Well, that was exactly what I was looking to find. Thank you so much! The only remaining question (as I haven't yet figured out the etiquette for attribution from this site), should I actually get the publication (a) may I use this argument, and (b) what is the appropriate way to say "my thanks to Fedor Petrov for providing the following proof" (he says hoping that sentence to be the answer)?

@GerhardPaseman : I'm afraid I don't follow. Take $n=20$ and $d=1$, for example. The binomial ratio $\binom{20}{k+4}/\binom{20}{k+3}$ is larger than the polynomial ratio $[(20-k-5)(k+1)(k+2)]/[(20-k-6)(k+2)(k+3)]$ for $k\leq 6$ but not for $k\geq 7$. In fact, for these parameters, the binomial ratio decreases from ~$4.25$ to ~$.24$, while the polynomial ratio increases from ~$.36$ to ~$1.75$.

@GerhardPaseman: In fact, that monotonicity motivated my second bullet (regarding prime sets).
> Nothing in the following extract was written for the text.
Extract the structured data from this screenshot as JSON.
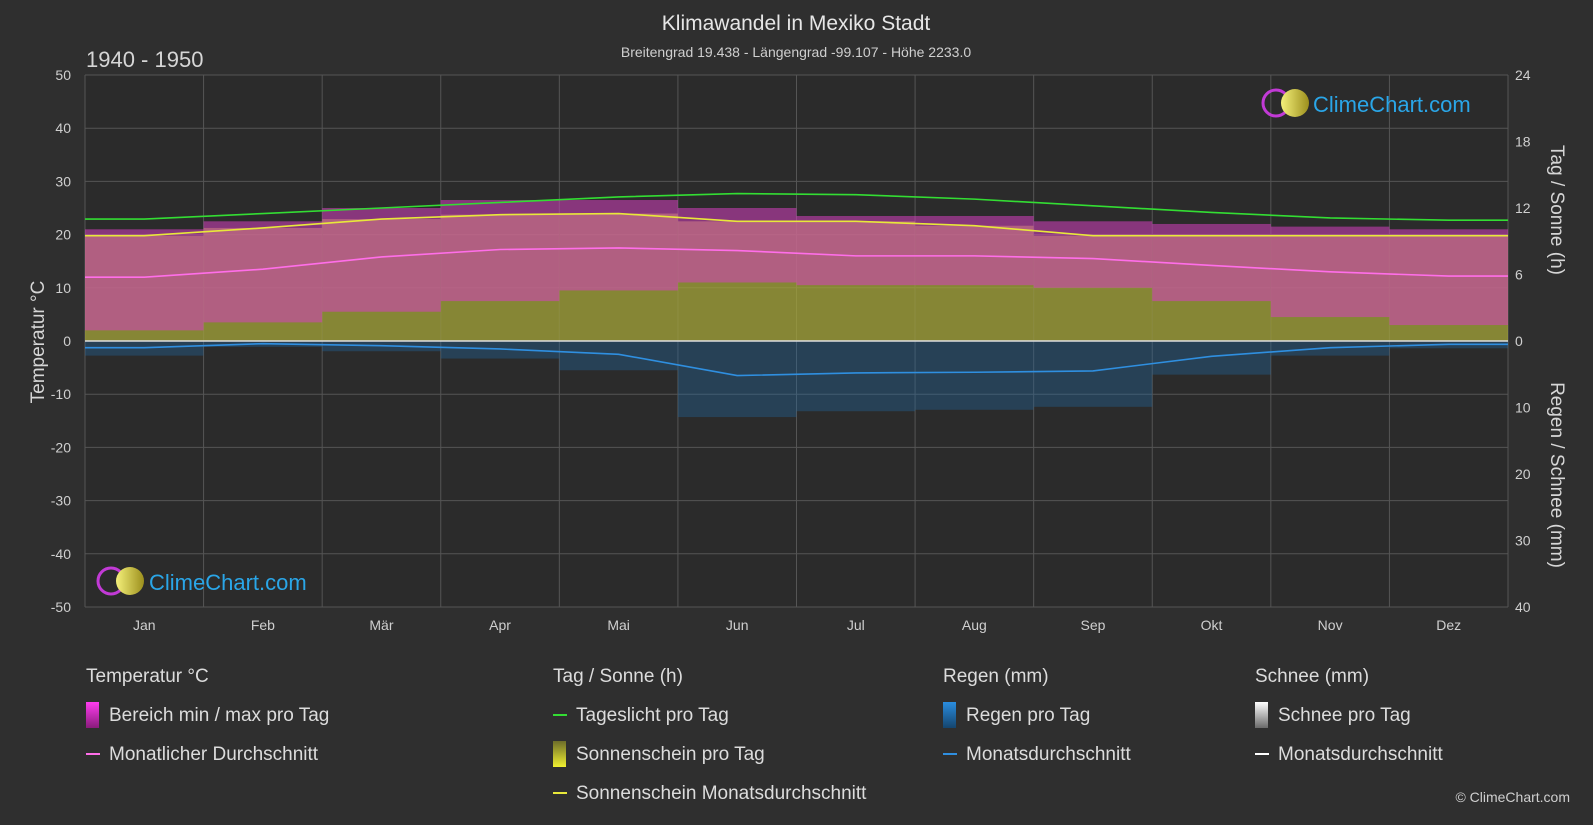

Beyond (the possibility of) a prime dividing one and not the other, I didn't come up with anything. (And, yes, this appears very monotonic, strictly increasing on some interval $[0,k_0]$ and strictly decreasing on $[k_0,n−6]$, being my guess).

@AlexM.: I do mean the first of those: for every $k<\ell$. I'm pretty certain I already have personal notes written up showing the conjecture true at $\ell=k+1$.